There are a number of reasons for our over-accumulation. One is that we’ve moved from a disposable society to everything’s-a-collectible society and if everything is valuable, then you can’t throw anything away then, can you? We’ve also moved from a buy-it-as-you-needit outlook to a buy-it-in-bulk mindset – and if we buy in bulk, we have to live in bulk.

Lastly, recreational shopping creates an overload of unused, unwanted household items. Hitting the mall every weekend just packs your house and empties your wallet.

Staying present. The difficulty with clutter is both past and future.

Too often people are tied to items because of the past (it was a wedding gift; it was Uncle Frank’s) and the future (what if I need a shoe buttoner again?). Yet clutter causes you problems in the present because you can’t find what you’re looking for or you have things you don’t really need or want. Other problems from the past include items we’ve inherited.

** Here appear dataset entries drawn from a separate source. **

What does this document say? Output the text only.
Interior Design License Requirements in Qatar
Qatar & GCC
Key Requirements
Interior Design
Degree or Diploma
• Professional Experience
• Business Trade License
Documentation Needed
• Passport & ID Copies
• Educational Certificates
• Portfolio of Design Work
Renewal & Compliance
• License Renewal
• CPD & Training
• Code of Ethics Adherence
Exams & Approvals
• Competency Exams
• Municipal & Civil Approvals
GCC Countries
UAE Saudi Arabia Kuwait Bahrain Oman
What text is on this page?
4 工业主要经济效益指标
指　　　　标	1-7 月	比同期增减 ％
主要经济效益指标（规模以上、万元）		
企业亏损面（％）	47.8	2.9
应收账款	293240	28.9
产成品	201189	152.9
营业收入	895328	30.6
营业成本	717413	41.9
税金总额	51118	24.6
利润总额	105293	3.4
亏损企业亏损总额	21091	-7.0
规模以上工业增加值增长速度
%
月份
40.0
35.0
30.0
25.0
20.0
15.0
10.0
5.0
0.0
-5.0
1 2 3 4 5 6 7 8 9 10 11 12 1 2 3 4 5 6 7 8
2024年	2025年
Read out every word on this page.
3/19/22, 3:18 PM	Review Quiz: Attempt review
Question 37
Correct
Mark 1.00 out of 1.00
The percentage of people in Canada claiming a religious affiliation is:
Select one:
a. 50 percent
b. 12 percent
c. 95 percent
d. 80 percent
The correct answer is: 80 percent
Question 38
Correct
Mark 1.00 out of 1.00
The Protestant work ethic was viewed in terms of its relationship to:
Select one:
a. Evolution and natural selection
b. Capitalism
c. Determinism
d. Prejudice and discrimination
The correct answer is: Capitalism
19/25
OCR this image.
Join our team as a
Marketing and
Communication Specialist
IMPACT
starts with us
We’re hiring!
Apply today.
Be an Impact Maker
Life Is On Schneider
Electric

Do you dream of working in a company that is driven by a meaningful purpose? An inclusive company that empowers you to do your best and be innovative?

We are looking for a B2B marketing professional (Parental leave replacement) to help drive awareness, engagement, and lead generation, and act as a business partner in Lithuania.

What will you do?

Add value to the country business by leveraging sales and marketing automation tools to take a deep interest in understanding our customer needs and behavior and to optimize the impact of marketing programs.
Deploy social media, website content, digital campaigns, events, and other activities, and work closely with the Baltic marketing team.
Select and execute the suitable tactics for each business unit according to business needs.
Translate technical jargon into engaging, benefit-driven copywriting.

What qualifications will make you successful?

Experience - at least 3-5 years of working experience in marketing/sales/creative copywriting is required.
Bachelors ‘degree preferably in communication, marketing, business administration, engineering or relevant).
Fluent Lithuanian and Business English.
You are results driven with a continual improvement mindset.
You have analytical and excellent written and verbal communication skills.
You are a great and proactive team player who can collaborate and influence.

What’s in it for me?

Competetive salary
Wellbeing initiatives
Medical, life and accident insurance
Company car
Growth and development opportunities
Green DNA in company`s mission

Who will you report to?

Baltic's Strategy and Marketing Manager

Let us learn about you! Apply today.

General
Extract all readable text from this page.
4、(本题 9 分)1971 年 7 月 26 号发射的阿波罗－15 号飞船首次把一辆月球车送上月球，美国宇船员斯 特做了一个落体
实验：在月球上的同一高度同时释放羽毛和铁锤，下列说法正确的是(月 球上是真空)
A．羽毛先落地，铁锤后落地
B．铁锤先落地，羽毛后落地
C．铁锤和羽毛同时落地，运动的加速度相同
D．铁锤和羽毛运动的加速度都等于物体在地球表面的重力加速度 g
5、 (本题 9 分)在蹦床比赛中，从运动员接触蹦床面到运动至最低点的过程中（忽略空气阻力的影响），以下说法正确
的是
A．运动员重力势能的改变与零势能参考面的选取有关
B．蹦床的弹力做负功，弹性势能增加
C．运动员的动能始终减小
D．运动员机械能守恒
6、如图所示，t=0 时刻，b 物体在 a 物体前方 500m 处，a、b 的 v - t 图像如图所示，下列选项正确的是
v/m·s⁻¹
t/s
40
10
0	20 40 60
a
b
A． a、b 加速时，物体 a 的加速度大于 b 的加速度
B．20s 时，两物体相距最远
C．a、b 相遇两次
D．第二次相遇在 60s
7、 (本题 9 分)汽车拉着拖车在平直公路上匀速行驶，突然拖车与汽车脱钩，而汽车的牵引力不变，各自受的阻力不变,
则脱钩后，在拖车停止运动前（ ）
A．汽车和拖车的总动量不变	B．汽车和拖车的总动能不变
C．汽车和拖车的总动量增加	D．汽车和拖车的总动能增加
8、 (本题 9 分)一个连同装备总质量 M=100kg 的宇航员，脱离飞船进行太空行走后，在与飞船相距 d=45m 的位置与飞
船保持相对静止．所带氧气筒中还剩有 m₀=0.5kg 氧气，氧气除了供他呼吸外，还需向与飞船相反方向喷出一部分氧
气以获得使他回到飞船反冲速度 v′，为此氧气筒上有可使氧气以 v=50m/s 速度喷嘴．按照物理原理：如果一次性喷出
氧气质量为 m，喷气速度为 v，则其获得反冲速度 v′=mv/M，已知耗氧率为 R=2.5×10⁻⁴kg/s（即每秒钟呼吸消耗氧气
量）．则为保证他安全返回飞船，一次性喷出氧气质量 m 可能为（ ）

Many people feel like they have to keep everything passed down from their loved ones. It’s a tremendous burden of guilt. Remember that things are not people and it’s okay to let things go. To feel like you have to hold on to the possessions of your loved ones who are no longer around is to have to build your own life and hang on to their lives, too. It makes for a crowded house. Keep just a few items that you especially love or that you’ll use on a regular basis. My favorite item from my grandmother? Her cast iron skillet that stays on my stove to this day and gets almost daily use.

Go ahead, be wasteful

Have you ever heard the Depression era stories about being so poor that coffee grounds were dried in the sun and re-used?